Komentarz do wydarzeń gospodarczych
TYGODNIOWY PRZEGLĄD RYNKU OBLIGACJI: MEKSYK GOTOWY NA DALSZE ZWYCIĘSTWA POMIMO POTENCJALNEJ WOJNY HANDLOWEJ
Nie ma żadnych wątpliwości, że Meksyk, ojczyzna lucha libre, kolorowych czaszek i chili, to twardy orzech do zgryzienia. Jednak po wielu latach pozostawania w cieniu Stanów Zjednoczonych dopiero w ostatnich tygodniach kraj ten zaprezentował się jako dumny sygnatariusz Północnoamerykańskiego Układu Wolnego Handlu i zdeterminowany partner handlowy.
Wszystko zaczęło się w marcu tego roku, kiedy Waszyngton zapowiedział nałożenie ceł na stal i aluminium; do końca maja Kanada i Meksyk były tymczasowo nieobjęte tą decyzją ze względu na renegocjacje porozumienia NAFTA. Gdy renegocjacje zakończyły się fiaskiem, amerykańska administracja zadecydowała o nieprzedłużaniu wyłączenia obu krajów, rozpoczynając odwetową wojnę handlową, która nie wiadomo, do czego doprowadzi.
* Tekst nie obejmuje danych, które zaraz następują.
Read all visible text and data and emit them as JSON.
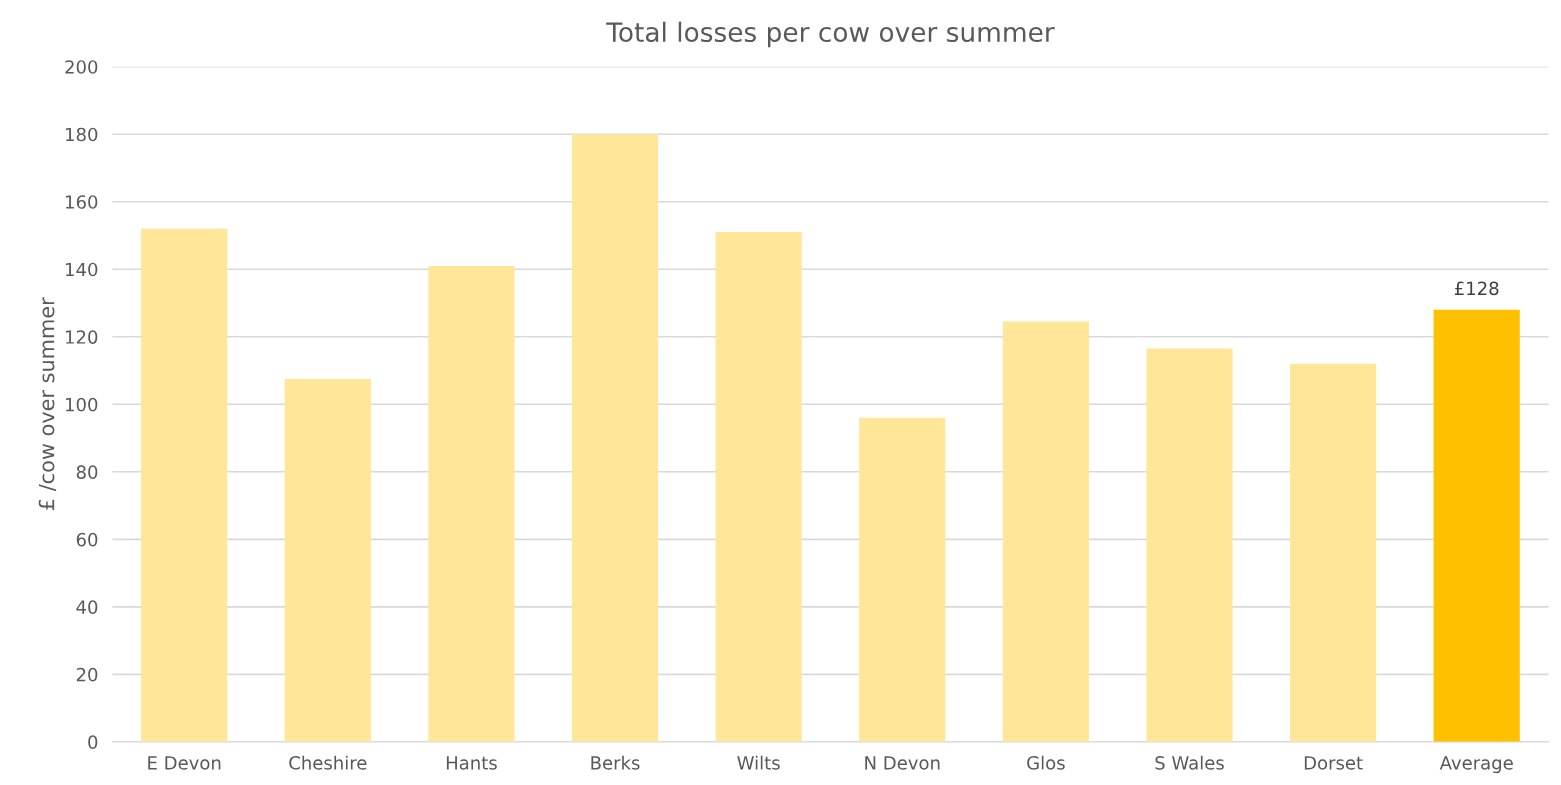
{
  "chart_data": {
    "type": "bar",
    "title": "Total losses per cow over summer",
    "ylabel": "£ /cow over summer",
    "categories": [
      "E Devon",
      "Cheshire",
      "Hants",
      "Berks",
      "Wilts",
      "N Devon",
      "Glos",
      "S Wales",
      "Dorset",
      "Average"
    ],
    "values": [
      152,
      107.5,
      141,
      180,
      151,
      96,
      124.5,
      116.5,
      112,
      128
    ],
    "colors": [
      "#ffe699",
      "#ffe699",
      "#ffe699",
      "#ffe699",
      "#ffe699",
      "#ffe699",
      "#ffe699",
      "#ffe699",
      "#ffe699",
      "#ffc000"
    ],
    "value_labels": [
      null,
      null,
      null,
      null,
      null,
      null,
      null,
      null,
      null,
      "£128"
    ],
    "ylim": [
      0,
      200
    ],
    "yticks": [
      0,
      20,
      40,
      60,
      80,
      100,
      120,
      140,
      160,
      180,
      200
    ],
    "grid": "y",
    "legend": false
  }
}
Fakt, iż Meksyk w odpowiedzi opodatkował import stali ze Stanów Zjednoczonych i nałożył dodatkowe cła na szeroką gamę produktów, od ziemniaków po burbona, zaskoczył całą społeczność międzynarodową. W istocie, w powszechnej opinii, jeżeli jakiś kraj miałby się nagiąć do woli Waszyngtonu, byłby to Meksyk, ponieważ jest silnie zależny od Stanów Zjednoczonych - aż 80% eksportu ogółem trafia do jego północnego sąsiada.
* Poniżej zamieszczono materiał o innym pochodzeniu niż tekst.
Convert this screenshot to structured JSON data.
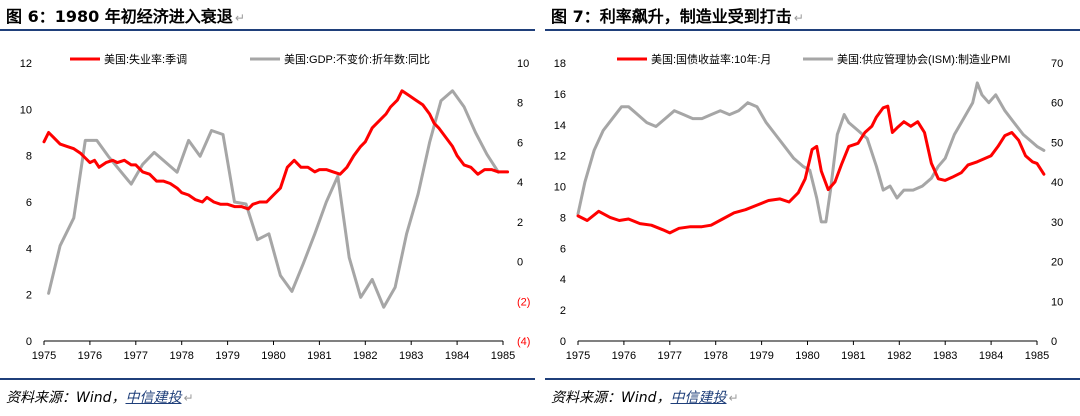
{
  "charts": [
    {
      "title": "图 6：1980 年初经济进入衰退",
      "source_prefix": "资料来源：Wind，",
      "source_brand": "中信建投",
      "para_mark": "↵"
    },
    {
      "title": "图 7：利率飙升，制造业受到打击",
      "source_prefix": "资料来源：Wind，",
      "source_brand": "中信建投",
      "para_mark": "↵"
    }
  ],
  "chart_data": [
    {
      "type": "line",
      "x_ticks": [
        "1975",
        "1976",
        "1977",
        "1978",
        "1979",
        "1980",
        "1981",
        "1982",
        "1983",
        "1984",
        "1985"
      ],
      "xlim": [
        1975,
        1985
      ],
      "y_left": {
        "ylim": [
          0,
          12
        ],
        "ticks": [
          "0",
          "2",
          "4",
          "6",
          "8",
          "10",
          "12"
        ]
      },
      "y_right": {
        "ylim": [
          -4,
          10
        ],
        "ticks": [
          "(4)",
          "(2)",
          "0",
          "2",
          "4",
          "6",
          "8",
          "10"
        ],
        "negative_color": "#ff0000"
      },
      "grid": false,
      "legend": "top",
      "series": [
        {
          "name": "美国:失业率:季调",
          "axis": "left",
          "color": "#ff0000",
          "points": [
            [
              1975.0,
              8.6
            ],
            [
              1975.1,
              9.0
            ],
            [
              1975.2,
              8.8
            ],
            [
              1975.35,
              8.5
            ],
            [
              1975.5,
              8.4
            ],
            [
              1975.65,
              8.3
            ],
            [
              1975.8,
              8.1
            ],
            [
              1975.9,
              7.9
            ],
            [
              1976.0,
              7.7
            ],
            [
              1976.1,
              7.8
            ],
            [
              1976.2,
              7.5
            ],
            [
              1976.35,
              7.7
            ],
            [
              1976.5,
              7.8
            ],
            [
              1976.6,
              7.7
            ],
            [
              1976.75,
              7.8
            ],
            [
              1976.9,
              7.6
            ],
            [
              1977.0,
              7.6
            ],
            [
              1977.15,
              7.3
            ],
            [
              1977.3,
              7.2
            ],
            [
              1977.45,
              6.9
            ],
            [
              1977.6,
              6.9
            ],
            [
              1977.75,
              6.8
            ],
            [
              1977.9,
              6.6
            ],
            [
              1978.0,
              6.4
            ],
            [
              1978.15,
              6.3
            ],
            [
              1978.3,
              6.1
            ],
            [
              1978.45,
              6.0
            ],
            [
              1978.55,
              6.2
            ],
            [
              1978.7,
              6.0
            ],
            [
              1978.85,
              5.9
            ],
            [
              1979.0,
              5.9
            ],
            [
              1979.15,
              5.8
            ],
            [
              1979.3,
              5.8
            ],
            [
              1979.45,
              5.7
            ],
            [
              1979.55,
              5.9
            ],
            [
              1979.7,
              6.0
            ],
            [
              1979.85,
              6.0
            ],
            [
              1980.0,
              6.3
            ],
            [
              1980.15,
              6.6
            ],
            [
              1980.3,
              7.5
            ],
            [
              1980.45,
              7.8
            ],
            [
              1980.6,
              7.5
            ],
            [
              1980.75,
              7.5
            ],
            [
              1980.9,
              7.3
            ],
            [
              1981.0,
              7.4
            ],
            [
              1981.15,
              7.4
            ],
            [
              1981.3,
              7.3
            ],
            [
              1981.45,
              7.2
            ],
            [
              1981.6,
              7.5
            ],
            [
              1981.75,
              8.0
            ],
            [
              1981.9,
              8.4
            ],
            [
              1982.0,
              8.6
            ],
            [
              1982.15,
              9.2
            ],
            [
              1982.3,
              9.5
            ],
            [
              1982.45,
              9.8
            ],
            [
              1982.55,
              10.1
            ],
            [
              1982.7,
              10.4
            ],
            [
              1982.8,
              10.8
            ],
            [
              1982.95,
              10.6
            ],
            [
              1983.1,
              10.4
            ],
            [
              1983.25,
              10.2
            ],
            [
              1983.4,
              9.8
            ],
            [
              1983.5,
              9.4
            ],
            [
              1983.6,
              9.2
            ],
            [
              1983.75,
              8.8
            ],
            [
              1983.9,
              8.4
            ],
            [
              1984.0,
              8.0
            ],
            [
              1984.15,
              7.6
            ],
            [
              1984.3,
              7.5
            ],
            [
              1984.45,
              7.2
            ],
            [
              1984.6,
              7.4
            ],
            [
              1984.75,
              7.4
            ],
            [
              1984.9,
              7.3
            ],
            [
              1985.0,
              7.3
            ],
            [
              1985.1,
              7.3
            ]
          ]
        },
        {
          "name": "美国:GDP:不变价:折年数:同比",
          "axis": "right",
          "color": "#a6a6a6",
          "points": [
            [
              1975.1,
              -1.6
            ],
            [
              1975.35,
              0.8
            ],
            [
              1975.65,
              2.2
            ],
            [
              1975.9,
              6.1
            ],
            [
              1976.15,
              6.1
            ],
            [
              1976.4,
              5.3
            ],
            [
              1976.65,
              4.6
            ],
            [
              1976.9,
              3.9
            ],
            [
              1977.15,
              4.9
            ],
            [
              1977.4,
              5.5
            ],
            [
              1977.65,
              5.0
            ],
            [
              1977.9,
              4.5
            ],
            [
              1978.15,
              6.1
            ],
            [
              1978.4,
              5.3
            ],
            [
              1978.65,
              6.6
            ],
            [
              1978.9,
              6.4
            ],
            [
              1979.15,
              3.0
            ],
            [
              1979.4,
              2.9
            ],
            [
              1979.65,
              1.1
            ],
            [
              1979.9,
              1.4
            ],
            [
              1980.15,
              -0.7
            ],
            [
              1980.4,
              -1.5
            ],
            [
              1980.65,
              -0.1
            ],
            [
              1980.9,
              1.4
            ],
            [
              1981.15,
              3.0
            ],
            [
              1981.4,
              4.3
            ],
            [
              1981.65,
              0.2
            ],
            [
              1981.9,
              -1.8
            ],
            [
              1982.15,
              -0.9
            ],
            [
              1982.4,
              -2.3
            ],
            [
              1982.65,
              -1.3
            ],
            [
              1982.9,
              1.4
            ],
            [
              1983.15,
              3.4
            ],
            [
              1983.4,
              6.0
            ],
            [
              1983.65,
              8.1
            ],
            [
              1983.9,
              8.6
            ],
            [
              1984.15,
              7.8
            ],
            [
              1984.4,
              6.5
            ],
            [
              1984.65,
              5.4
            ],
            [
              1984.9,
              4.5
            ]
          ]
        }
      ]
    },
    {
      "type": "line",
      "x_ticks": [
        "1975",
        "1976",
        "1977",
        "1978",
        "1979",
        "1980",
        "1981",
        "1982",
        "1983",
        "1984",
        "1985"
      ],
      "xlim": [
        1975,
        1985
      ],
      "y_left": {
        "ylim": [
          0,
          18
        ],
        "ticks": [
          "0",
          "2",
          "4",
          "6",
          "8",
          "10",
          "12",
          "14",
          "16",
          "18"
        ]
      },
      "y_right": {
        "ylim": [
          0,
          70
        ],
        "ticks": [
          "0",
          "10",
          "20",
          "30",
          "40",
          "50",
          "60",
          "70"
        ]
      },
      "grid": false,
      "legend": "top",
      "series": [
        {
          "name": "美国:国债收益率:10年:月",
          "axis": "left",
          "color": "#ff0000",
          "points": [
            [
              1975.0,
              8.1
            ],
            [
              1975.2,
              7.8
            ],
            [
              1975.45,
              8.4
            ],
            [
              1975.7,
              8.0
            ],
            [
              1975.9,
              7.8
            ],
            [
              1976.1,
              7.9
            ],
            [
              1976.35,
              7.6
            ],
            [
              1976.6,
              7.5
            ],
            [
              1976.85,
              7.2
            ],
            [
              1977.0,
              7.0
            ],
            [
              1977.2,
              7.3
            ],
            [
              1977.45,
              7.4
            ],
            [
              1977.7,
              7.4
            ],
            [
              1977.9,
              7.5
            ],
            [
              1978.15,
              7.9
            ],
            [
              1978.4,
              8.3
            ],
            [
              1978.65,
              8.5
            ],
            [
              1978.9,
              8.8
            ],
            [
              1979.15,
              9.1
            ],
            [
              1979.4,
              9.2
            ],
            [
              1979.6,
              9.0
            ],
            [
              1979.8,
              9.6
            ],
            [
              1979.95,
              10.5
            ],
            [
              1980.1,
              12.4
            ],
            [
              1980.2,
              12.6
            ],
            [
              1980.3,
              11.0
            ],
            [
              1980.45,
              9.8
            ],
            [
              1980.6,
              10.3
            ],
            [
              1980.75,
              11.5
            ],
            [
              1980.9,
              12.6
            ],
            [
              1981.1,
              12.8
            ],
            [
              1981.25,
              13.5
            ],
            [
              1981.4,
              13.9
            ],
            [
              1981.5,
              14.5
            ],
            [
              1981.65,
              15.1
            ],
            [
              1981.75,
              15.2
            ],
            [
              1981.85,
              13.5
            ],
            [
              1981.95,
              13.8
            ],
            [
              1982.1,
              14.2
            ],
            [
              1982.25,
              13.9
            ],
            [
              1982.4,
              14.2
            ],
            [
              1982.55,
              13.5
            ],
            [
              1982.7,
              11.5
            ],
            [
              1982.85,
              10.5
            ],
            [
              1983.0,
              10.4
            ],
            [
              1983.15,
              10.6
            ],
            [
              1983.35,
              10.9
            ],
            [
              1983.5,
              11.4
            ],
            [
              1983.7,
              11.6
            ],
            [
              1983.85,
              11.8
            ],
            [
              1984.0,
              12.0
            ],
            [
              1984.15,
              12.6
            ],
            [
              1984.3,
              13.3
            ],
            [
              1984.45,
              13.5
            ],
            [
              1984.6,
              13.0
            ],
            [
              1984.75,
              12.0
            ],
            [
              1984.9,
              11.6
            ],
            [
              1985.0,
              11.5
            ],
            [
              1985.15,
              10.8
            ]
          ]
        },
        {
          "name": "美国:供应管理协会(ISM):制造业PMI",
          "axis": "right",
          "color": "#a6a6a6",
          "points": [
            [
              1975.0,
              32
            ],
            [
              1975.15,
              40
            ],
            [
              1975.35,
              48
            ],
            [
              1975.55,
              53
            ],
            [
              1975.75,
              56
            ],
            [
              1975.95,
              59
            ],
            [
              1976.1,
              59
            ],
            [
              1976.3,
              57
            ],
            [
              1976.5,
              55
            ],
            [
              1976.7,
              54
            ],
            [
              1976.9,
              56
            ],
            [
              1977.1,
              58
            ],
            [
              1977.3,
              57
            ],
            [
              1977.5,
              56
            ],
            [
              1977.7,
              56
            ],
            [
              1977.9,
              57
            ],
            [
              1978.1,
              58
            ],
            [
              1978.3,
              57
            ],
            [
              1978.5,
              58
            ],
            [
              1978.7,
              60
            ],
            [
              1978.9,
              59
            ],
            [
              1979.1,
              55
            ],
            [
              1979.3,
              52
            ],
            [
              1979.5,
              49
            ],
            [
              1979.7,
              46
            ],
            [
              1979.9,
              44
            ],
            [
              1980.05,
              43
            ],
            [
              1980.2,
              36
            ],
            [
              1980.3,
              30
            ],
            [
              1980.4,
              30
            ],
            [
              1980.5,
              38
            ],
            [
              1980.65,
              52
            ],
            [
              1980.8,
              57
            ],
            [
              1980.9,
              55
            ],
            [
              1981.1,
              53
            ],
            [
              1981.3,
              51
            ],
            [
              1981.5,
              44
            ],
            [
              1981.65,
              38
            ],
            [
              1981.8,
              39
            ],
            [
              1981.95,
              36
            ],
            [
              1982.1,
              38
            ],
            [
              1982.3,
              38
            ],
            [
              1982.5,
              39
            ],
            [
              1982.7,
              41
            ],
            [
              1982.85,
              44
            ],
            [
              1983.0,
              46
            ],
            [
              1983.2,
              52
            ],
            [
              1983.4,
              56
            ],
            [
              1983.6,
              60
            ],
            [
              1983.7,
              65
            ],
            [
              1983.8,
              62
            ],
            [
              1983.95,
              60
            ],
            [
              1984.1,
              62
            ],
            [
              1984.3,
              58
            ],
            [
              1984.5,
              55
            ],
            [
              1984.7,
              52
            ],
            [
              1984.9,
              50
            ],
            [
              1985.0,
              49
            ],
            [
              1985.15,
              48
            ]
          ]
        }
      ]
    }
  ]
}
Jednak sprawy nie zawsze przyjmują przewidywany obrót. Administracja Trumpa nie wzięła pod uwagę, że jej działania de facto jeszcze bardziej odizolują Stany Zjednoczone od globalnej gospodarki, równocześnie motywując kraje na całym świecie do połączenia sił i pokonania przeszkód będących efektem amerykańskiego protekcjonizmu.
To właśnie stało się w Meksyku. Mimo iż od wielu lat los tego kraju był ściśle związany ze Stanami Zjednoczonymi, obecnie Meksyk zmuszony jest szukać nowych partnerów na arenie międzynarodowej i chętnie zacieśni relacje z krajami, które również padły ofiarą protekcjonistycznej polityki Waszyngtonu. W ostatecznym rozrachunku oznacza to kartę przetargową dla gospodarki, która wydawała się skazana na bezkrytyczne podążanie za Stanami Zjednoczonymi.
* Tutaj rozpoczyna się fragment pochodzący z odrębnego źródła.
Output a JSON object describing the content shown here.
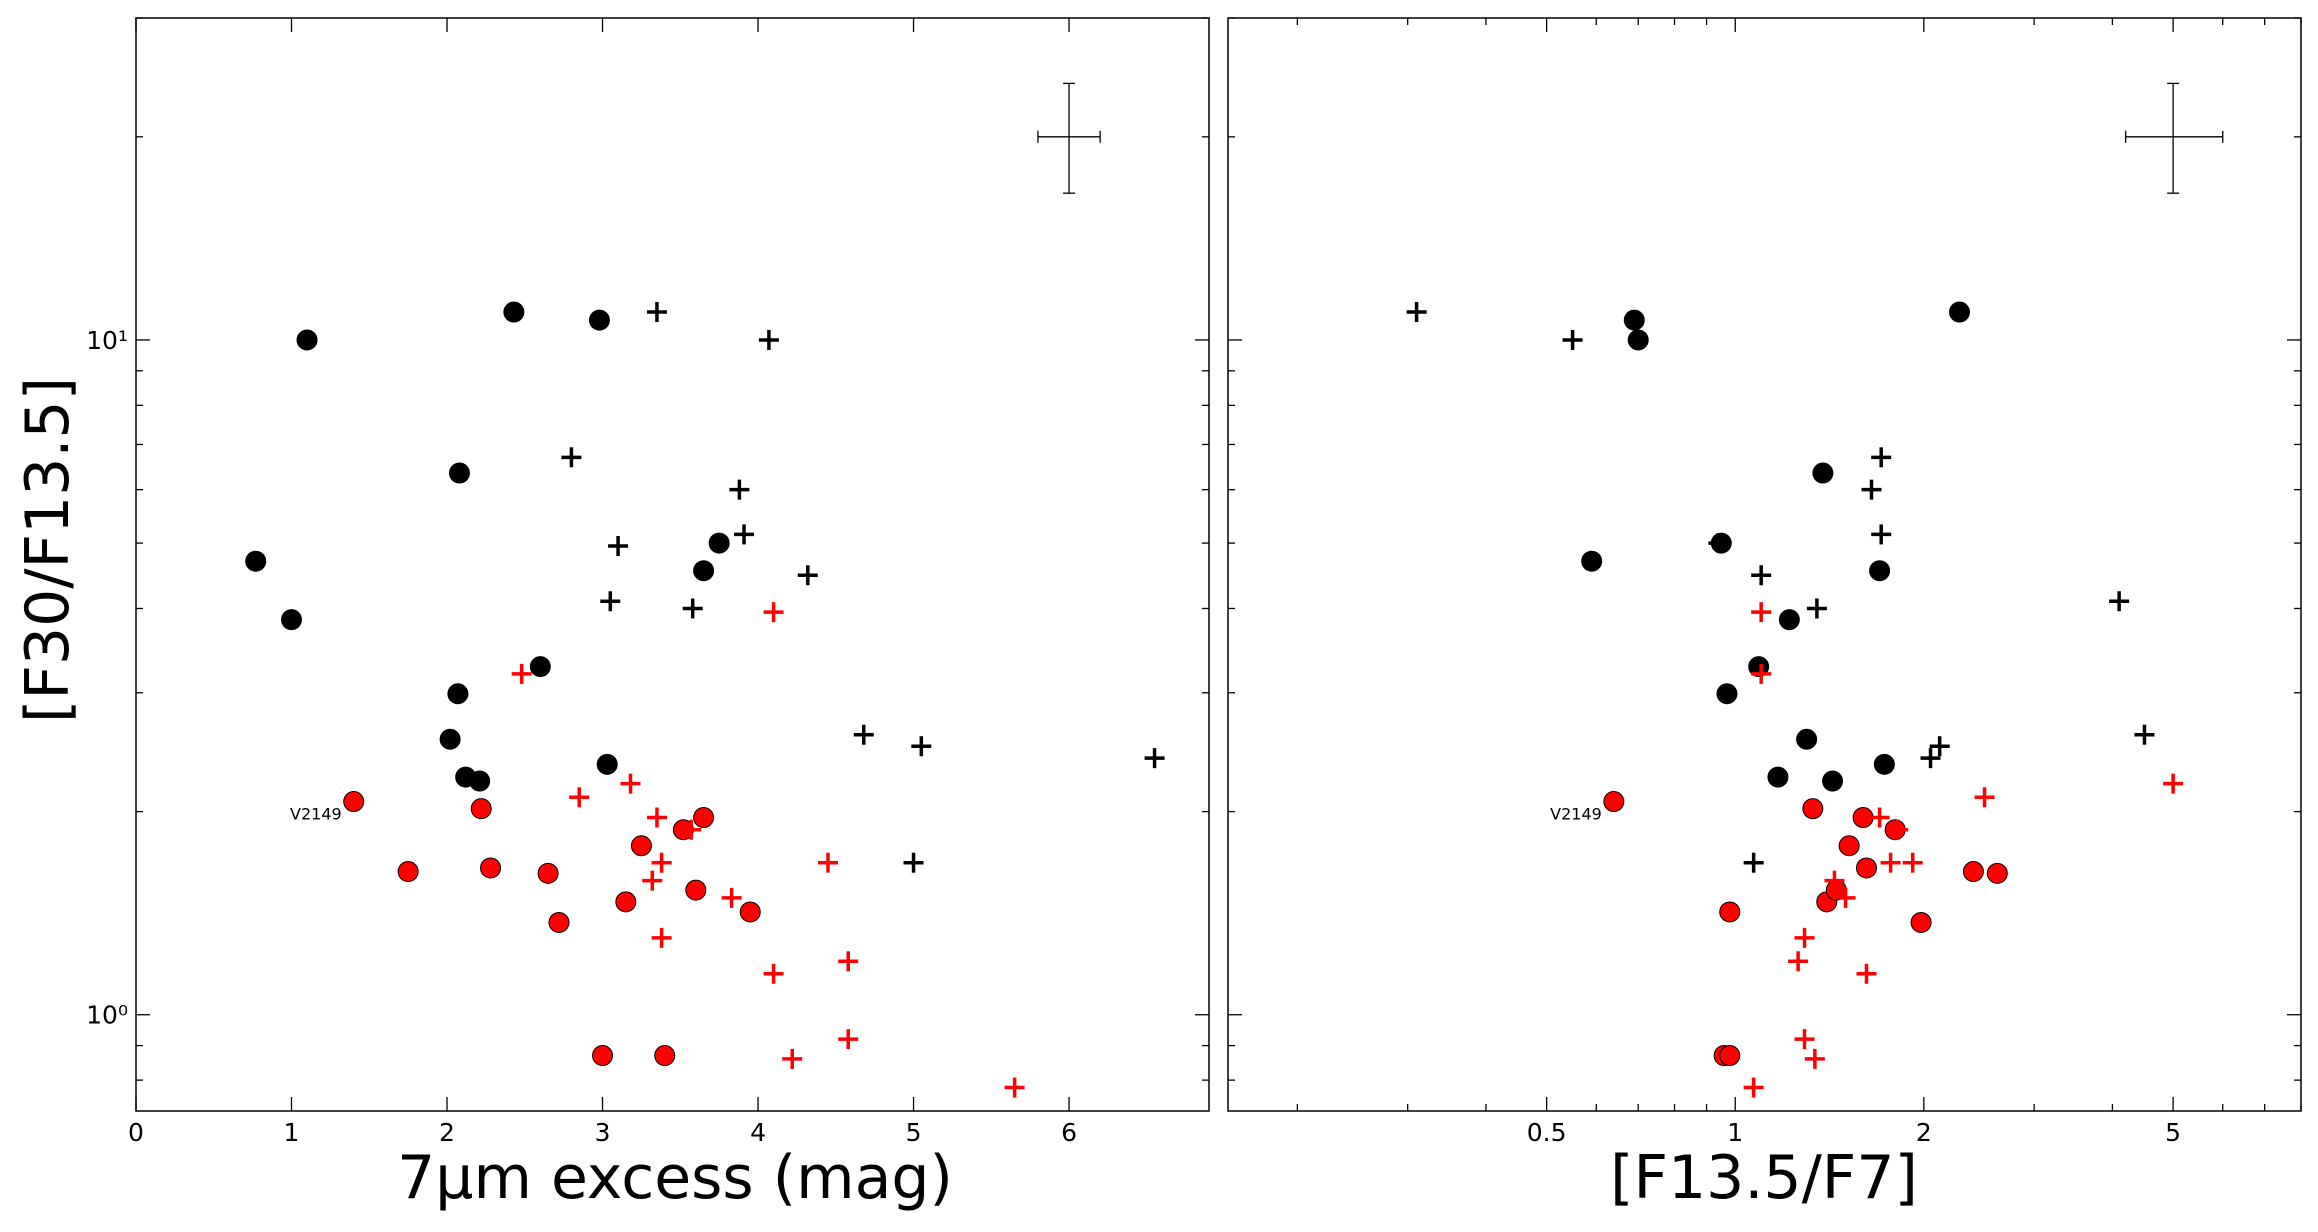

Trzy główne relacje, które Meksyk chce umocnić, to stosunki z Unią Europejską i Kanadą, dzięki czemu wywarłby większą presję na Stany Zjednoczone, a także z Partnerstwem Transpacyficznym, aby zwiększyć import od innych dostawców. Mimo iż 1 lipca tego roku odbędą się wybory, kandydaci wydają się być zgodni co do potencjalnego podejścia Meksykańskiego Departamentu Handlu w odniesieniu do wojny handlowej ze Stanami Zjednoczonymi. Oznacza to, że nawet jeżeli Waszyngton wyciągnie asa z rękawa i nałoży cła na samochody, najbardziej prawdopodobną reakcję Meksyku będzie odwet, nie zaś akceptacja, co ostatecznie zakończy porozumienie NAFTA.
Według sondaży przedwyborczych, AMLO, jak jest powszechnie nazywany Andres Manuel Lopez Obrador, jest głównym kandydatem na fotel prezydenta. Jest uważany za populistę i może okazać się tym kandydatem, który najzacieklej będzie walczył z administracją Trumpa. Chce, by Meksyk uniezależnił się od importu żywności i energii. W szczególności, w odniesieniu do energii, planuje budowę rafinerii, które przetwarzałyby ropę naftową do użytku krajowego, aby odciąć międzynarodowe koncerny od produkcji ropy, co zagroziłoby nadwyżce handlowej w obszarze energii, którą Stany Zjednoczone mają obecnie względem Meksyku.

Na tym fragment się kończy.